1956: Kamini Kaushal in Biraj Bahu as another tragic Sarat heroine who is kidnapped by the villain and escapes his clutches to die at her husband’s feet.
1957: Nutan in Seema as a troubled orphan, who falls in love with the ageing caretaker of the reform home she is sent to and decides to devote her life to him.
1958: Nargis in Mother India as the essence of dutiful and pure Indian womanhood, who kills her outlaw son in the end.
1959: Vyjayanthimala in Sadhna, as Champabai, the nautch girl brought home by the hero to pretend to be his fiancée to please his dying mother, till love strikes and her past comes
in the way.
1960: Nutan in Sujata as an Untouchable girl, who is adopted by a Brahmin family; problems arise when an upper caste man falls in love with her.
1961: Bina Rai in Ghunghat as a woman who lands up with the wrong husband following an accident, and goes through much trauma till she is reunited with the right man.
1962: Vyjayanthimala in Gunga Jumna as the woman who stands by the hero who becomes an outlaw due to the zamindar’s (landlord) atrocities.

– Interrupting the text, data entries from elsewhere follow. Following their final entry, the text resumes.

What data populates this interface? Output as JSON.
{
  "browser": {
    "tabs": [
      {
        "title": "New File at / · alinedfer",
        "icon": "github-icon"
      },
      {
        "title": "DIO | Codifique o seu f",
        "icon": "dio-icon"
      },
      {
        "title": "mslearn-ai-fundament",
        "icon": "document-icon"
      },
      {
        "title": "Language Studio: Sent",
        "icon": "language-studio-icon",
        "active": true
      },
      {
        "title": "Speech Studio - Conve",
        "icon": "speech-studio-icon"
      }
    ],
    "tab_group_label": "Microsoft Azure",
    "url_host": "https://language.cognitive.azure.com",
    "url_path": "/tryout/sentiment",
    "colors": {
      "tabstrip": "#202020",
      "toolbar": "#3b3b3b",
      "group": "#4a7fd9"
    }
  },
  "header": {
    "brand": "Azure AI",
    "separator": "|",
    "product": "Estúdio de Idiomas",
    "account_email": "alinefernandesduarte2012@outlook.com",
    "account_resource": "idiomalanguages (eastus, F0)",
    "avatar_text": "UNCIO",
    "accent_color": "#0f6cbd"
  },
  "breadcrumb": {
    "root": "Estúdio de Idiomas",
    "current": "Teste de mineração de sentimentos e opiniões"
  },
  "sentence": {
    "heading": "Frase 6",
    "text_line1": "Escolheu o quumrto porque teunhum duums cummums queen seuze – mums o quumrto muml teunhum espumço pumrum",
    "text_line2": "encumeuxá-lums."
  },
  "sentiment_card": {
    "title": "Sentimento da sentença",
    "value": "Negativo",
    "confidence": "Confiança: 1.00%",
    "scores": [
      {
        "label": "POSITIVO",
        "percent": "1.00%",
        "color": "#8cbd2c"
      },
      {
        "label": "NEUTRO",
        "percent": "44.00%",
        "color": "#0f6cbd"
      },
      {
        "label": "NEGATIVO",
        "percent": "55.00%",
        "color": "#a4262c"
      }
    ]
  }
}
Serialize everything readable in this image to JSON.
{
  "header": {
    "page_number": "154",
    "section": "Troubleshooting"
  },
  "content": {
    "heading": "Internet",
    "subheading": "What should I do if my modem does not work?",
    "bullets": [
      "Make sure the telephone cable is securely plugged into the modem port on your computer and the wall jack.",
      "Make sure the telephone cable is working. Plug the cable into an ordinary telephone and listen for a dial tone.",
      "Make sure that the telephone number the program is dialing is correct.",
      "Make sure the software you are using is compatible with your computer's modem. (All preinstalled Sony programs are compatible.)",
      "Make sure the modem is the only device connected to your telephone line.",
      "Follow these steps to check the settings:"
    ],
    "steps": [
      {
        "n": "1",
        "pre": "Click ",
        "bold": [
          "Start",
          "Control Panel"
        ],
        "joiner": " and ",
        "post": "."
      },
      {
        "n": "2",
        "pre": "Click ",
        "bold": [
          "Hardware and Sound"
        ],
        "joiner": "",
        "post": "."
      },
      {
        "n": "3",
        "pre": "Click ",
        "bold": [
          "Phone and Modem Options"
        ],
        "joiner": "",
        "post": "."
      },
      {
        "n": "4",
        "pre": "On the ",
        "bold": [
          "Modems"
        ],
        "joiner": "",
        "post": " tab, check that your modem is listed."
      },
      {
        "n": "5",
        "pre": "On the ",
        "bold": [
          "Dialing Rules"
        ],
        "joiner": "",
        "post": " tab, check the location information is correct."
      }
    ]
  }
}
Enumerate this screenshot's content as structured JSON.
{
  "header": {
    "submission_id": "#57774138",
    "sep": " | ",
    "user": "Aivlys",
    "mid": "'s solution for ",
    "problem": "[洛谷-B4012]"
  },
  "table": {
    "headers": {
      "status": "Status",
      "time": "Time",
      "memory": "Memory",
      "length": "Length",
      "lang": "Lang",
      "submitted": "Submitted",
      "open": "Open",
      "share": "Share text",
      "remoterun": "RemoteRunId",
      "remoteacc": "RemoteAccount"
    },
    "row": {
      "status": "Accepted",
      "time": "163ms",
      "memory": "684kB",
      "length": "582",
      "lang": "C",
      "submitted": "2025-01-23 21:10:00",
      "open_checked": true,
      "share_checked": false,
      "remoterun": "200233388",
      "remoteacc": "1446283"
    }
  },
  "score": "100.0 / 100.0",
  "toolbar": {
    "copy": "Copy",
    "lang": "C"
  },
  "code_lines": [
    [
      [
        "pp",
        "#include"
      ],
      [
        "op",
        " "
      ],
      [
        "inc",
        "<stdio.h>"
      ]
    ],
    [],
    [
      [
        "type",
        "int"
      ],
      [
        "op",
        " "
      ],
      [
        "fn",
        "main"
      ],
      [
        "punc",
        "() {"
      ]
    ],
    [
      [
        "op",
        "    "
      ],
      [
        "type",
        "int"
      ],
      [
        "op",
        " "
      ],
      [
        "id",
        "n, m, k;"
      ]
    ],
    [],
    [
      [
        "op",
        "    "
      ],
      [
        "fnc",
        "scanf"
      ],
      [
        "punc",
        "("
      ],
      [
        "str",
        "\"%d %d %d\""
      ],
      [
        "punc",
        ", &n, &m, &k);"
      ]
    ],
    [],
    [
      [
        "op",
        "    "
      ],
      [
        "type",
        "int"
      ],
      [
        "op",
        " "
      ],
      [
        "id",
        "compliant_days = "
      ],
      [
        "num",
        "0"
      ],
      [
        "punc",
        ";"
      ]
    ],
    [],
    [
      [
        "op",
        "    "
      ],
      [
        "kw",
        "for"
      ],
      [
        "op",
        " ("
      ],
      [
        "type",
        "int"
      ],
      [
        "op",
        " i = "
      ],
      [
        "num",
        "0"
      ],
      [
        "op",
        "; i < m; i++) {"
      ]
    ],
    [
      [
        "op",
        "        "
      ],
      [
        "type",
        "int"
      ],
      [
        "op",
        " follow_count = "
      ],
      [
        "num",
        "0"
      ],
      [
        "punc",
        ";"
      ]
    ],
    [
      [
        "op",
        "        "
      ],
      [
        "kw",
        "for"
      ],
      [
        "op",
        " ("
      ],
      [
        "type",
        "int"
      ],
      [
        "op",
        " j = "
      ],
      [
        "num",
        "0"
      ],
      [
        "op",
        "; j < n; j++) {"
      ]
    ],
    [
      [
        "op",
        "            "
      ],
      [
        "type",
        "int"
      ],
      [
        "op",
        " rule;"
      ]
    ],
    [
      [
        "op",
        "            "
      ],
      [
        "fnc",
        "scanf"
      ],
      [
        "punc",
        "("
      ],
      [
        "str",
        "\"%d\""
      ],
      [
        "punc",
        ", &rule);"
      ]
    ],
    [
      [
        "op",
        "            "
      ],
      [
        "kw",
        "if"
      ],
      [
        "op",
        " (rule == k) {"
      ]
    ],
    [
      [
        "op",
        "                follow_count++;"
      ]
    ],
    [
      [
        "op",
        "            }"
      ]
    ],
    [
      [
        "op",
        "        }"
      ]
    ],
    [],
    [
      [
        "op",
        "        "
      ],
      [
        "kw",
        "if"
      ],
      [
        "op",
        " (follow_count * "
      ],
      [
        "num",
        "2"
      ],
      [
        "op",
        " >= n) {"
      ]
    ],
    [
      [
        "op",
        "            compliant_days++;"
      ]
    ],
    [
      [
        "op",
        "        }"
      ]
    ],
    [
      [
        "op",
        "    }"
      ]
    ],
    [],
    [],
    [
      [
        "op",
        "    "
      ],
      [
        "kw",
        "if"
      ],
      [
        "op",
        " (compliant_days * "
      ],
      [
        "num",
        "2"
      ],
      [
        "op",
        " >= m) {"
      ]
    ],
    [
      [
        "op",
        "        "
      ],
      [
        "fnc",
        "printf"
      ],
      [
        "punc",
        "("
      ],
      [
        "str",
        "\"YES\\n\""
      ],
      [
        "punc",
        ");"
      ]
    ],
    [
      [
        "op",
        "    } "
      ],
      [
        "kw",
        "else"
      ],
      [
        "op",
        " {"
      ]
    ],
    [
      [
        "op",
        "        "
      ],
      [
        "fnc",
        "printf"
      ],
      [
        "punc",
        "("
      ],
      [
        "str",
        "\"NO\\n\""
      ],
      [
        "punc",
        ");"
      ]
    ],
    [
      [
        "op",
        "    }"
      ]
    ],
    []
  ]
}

1963: Meena Kumar in Sahib Bibi Aur Ghulam as the neglected wife of a rich man who turns alcoholic in despair.
1964: Nutan in Bandini as the woman whose unrequited love for a man dictates her entire tragic life.
1965: Vyjayanthimala in Sangam as the woman who loves one man, marries another; his jealousy causes her untold misery.
1966: Meena Kumar in Kaajal as a woman who is married to a man with an ulterior motive, and suffers relentlessly.
1967: Waheeda Rehman in Guide as an ambitious woman, who does not live by social conventions.
1968: Nutan in Milan as an upper class woman whose romance with a poor boatman causes havoc in both their lives; the two are reunited in the next birth.
1969: Waheeda Rehman in Neel Kamal as a woman whose past incarnation haunts her present.
1970: Sharmila Tagore in Aradhana as an unwed mother, whose misfortunes never cease.
1971: Mumtaz in Khilona as a prostitute hired to look after a mad man, who falls in love with her.
1972: Asha Parekh in Kati Patang as a woman deceived in love, who takes shelter with a family pretending to be the widow of their dead son and leaves herself vulnerable to
1973: Hema Malini in Seeta Aur Geeta as a set of twins, one meek and the other a hellraiser.
1974: Dimple Kapadia as Bobby, the teenage daughter of a fisherman who falls in love with a rich boy.
1974: Jaya Bachchan in Abhimaan as a singer whose rising popularity causes destructive envy in her singe-husbnad.
1975: Jaya Bachchan in Kora Kagaz as a wife who leaves her husband due to misunderstandings caused by her mother, and lives to regret it.
1976: Lakshmi in Julie as an Anglo-Indian girl who has a child out of wedlock from her Hindu boyfriend and the shame it causes.